23 Juni 2015

Laienmaristen


Ausbildungskurs für Laienmaristen

Vom 18. Mai bis 2. Juni wurde in Rom ein Kurs für Laienmaristen aus der ganzen Welt durchgeführt. Das Ziel bestand darin, sie zu informieren, wie sie andere Laienmaristen in ihrem Land ausbilden können.

CursusLekenGroep

Die Teilnehmerin aus unserer Provinz war Frau Conny Stuart aus den Niederlanden. Sie erzählt hier, wie sie das Treffen erlebt hat:

Auf Einladung von Frater Brendan Geary durfte ich an dem „formation course for lay Marists“ teilnehmen. Es war ein besonderes Erlebnis. Ich fand es spannend, dorthin zu gehen; ein Kurs mit 55 anderen Laienmaristen aus aller Welt – wer bin ich, dass ich dazu gehören soll, warum ich? Ich hatte die Profile der anderen Teilnehmer gelesen: Es waren größtenteils Personen, die an ihren Schulen schon jahrelang für die Bildung von Laienmaristen verantwortlich sind oder die für Mitarbeiter an Maristenschulen Vertiefungs-, Sinngebungs- und Spiritualitätsprogramme durchführen. Glücklicher-weise zeigte es sich schon am ersten Tag, dass viele Teilnehmer mit der gleichen Frage nach Rom gekommen waren, was relativierend wirkte.

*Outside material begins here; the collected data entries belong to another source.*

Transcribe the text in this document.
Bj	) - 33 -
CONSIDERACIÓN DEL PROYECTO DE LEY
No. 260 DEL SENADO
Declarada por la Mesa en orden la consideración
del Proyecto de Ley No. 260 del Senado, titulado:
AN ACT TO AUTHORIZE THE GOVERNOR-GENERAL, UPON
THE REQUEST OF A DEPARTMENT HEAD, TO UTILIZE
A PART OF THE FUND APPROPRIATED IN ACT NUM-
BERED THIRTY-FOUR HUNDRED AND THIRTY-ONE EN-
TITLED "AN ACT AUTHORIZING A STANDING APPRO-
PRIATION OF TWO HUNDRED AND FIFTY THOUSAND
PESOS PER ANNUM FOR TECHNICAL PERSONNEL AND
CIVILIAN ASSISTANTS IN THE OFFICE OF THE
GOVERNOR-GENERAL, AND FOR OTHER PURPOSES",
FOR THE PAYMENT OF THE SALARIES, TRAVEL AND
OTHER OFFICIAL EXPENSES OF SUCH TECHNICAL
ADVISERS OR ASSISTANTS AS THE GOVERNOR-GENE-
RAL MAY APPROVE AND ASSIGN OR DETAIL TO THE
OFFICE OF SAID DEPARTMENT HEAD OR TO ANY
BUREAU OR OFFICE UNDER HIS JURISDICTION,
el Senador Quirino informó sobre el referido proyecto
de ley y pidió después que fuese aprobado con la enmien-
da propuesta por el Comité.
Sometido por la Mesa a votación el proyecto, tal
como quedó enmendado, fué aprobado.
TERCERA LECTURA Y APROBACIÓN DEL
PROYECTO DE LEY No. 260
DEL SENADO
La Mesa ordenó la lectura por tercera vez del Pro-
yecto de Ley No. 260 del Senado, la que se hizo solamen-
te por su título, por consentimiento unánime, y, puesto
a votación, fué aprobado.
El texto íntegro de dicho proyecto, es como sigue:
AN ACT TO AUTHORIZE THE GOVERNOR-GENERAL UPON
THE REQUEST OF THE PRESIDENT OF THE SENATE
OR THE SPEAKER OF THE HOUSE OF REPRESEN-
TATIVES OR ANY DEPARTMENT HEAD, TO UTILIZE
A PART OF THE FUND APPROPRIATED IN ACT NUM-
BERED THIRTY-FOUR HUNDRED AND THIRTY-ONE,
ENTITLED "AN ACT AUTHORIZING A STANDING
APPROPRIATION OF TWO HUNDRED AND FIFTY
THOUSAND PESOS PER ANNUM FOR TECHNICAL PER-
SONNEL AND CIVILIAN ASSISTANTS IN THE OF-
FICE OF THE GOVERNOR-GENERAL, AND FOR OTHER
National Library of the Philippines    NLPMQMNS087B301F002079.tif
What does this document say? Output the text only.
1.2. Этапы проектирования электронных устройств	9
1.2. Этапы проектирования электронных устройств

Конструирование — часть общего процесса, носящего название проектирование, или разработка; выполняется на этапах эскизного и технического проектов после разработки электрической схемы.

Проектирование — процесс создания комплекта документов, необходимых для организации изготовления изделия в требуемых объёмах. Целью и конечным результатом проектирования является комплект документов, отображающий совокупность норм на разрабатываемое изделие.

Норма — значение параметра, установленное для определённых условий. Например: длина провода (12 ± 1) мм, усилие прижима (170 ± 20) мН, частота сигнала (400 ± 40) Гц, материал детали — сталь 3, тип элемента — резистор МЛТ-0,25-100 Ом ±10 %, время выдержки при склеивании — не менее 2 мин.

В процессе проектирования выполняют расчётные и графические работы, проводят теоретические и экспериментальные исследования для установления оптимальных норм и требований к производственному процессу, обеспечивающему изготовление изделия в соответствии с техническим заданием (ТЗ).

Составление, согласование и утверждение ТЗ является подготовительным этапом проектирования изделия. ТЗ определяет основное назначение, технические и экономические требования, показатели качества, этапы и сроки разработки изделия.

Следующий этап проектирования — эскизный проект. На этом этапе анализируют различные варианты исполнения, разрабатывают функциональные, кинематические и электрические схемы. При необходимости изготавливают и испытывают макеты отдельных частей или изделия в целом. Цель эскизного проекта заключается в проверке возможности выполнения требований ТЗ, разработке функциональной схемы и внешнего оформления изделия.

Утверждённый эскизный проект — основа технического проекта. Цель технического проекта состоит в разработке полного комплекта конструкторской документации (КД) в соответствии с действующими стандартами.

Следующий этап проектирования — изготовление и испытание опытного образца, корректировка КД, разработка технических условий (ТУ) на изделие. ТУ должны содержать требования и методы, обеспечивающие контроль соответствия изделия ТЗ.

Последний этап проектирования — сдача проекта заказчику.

Während eines der Workshops mussten wir uns einen Titel eines Buches ausdenken, der sich auf die Gemeinschaft dieser 55 Menschen und deren intensiven Austausch und Zusammensein der vergangenen zwei Wochen bezog. Mein Titel wäre: „Fading differences“. Ich hatte festgestellt, dass es sicherlich große Unterschiede gibt, nicht nur sprachlich oder kulturell, sondern ganz bestimmt auch in der Art und Weise, wie die Maristenbrüder in den unterschiedlichen Ländern gegenwärtig sind oder welche Beziehung zwischen Brüdern und Laien besteht. Aber nach einigen Tagen stellte es sich heraus, dass die Übereinstimmungen viel größer als die Unterschiede waren. Mit dieser Gruppe war es so, wie ich es immer, wenn ich Maristen begegne, erfahren habe: Ich fühlte mich sofort wie zu Hause, „unter uns“.

Das Programm war sehr anregend und gut durchdacht. Inhaltliche Themen, die bei den Maristenbrüdern auch zurzeit eine Rolle spielen, wie „vocation“ (Berufung), „mystics and prophets in communion“ (Mystiker und Propheten in Verbundenheit), „mission“ und „joint formation“ (gemeinsame Bildung), aber auch eher verwaltungsmäßige Themen wie die organisatorische Struktur der Brüder und die Beziehung zwischen Brüdern und Laien wurden eingehend erörtert.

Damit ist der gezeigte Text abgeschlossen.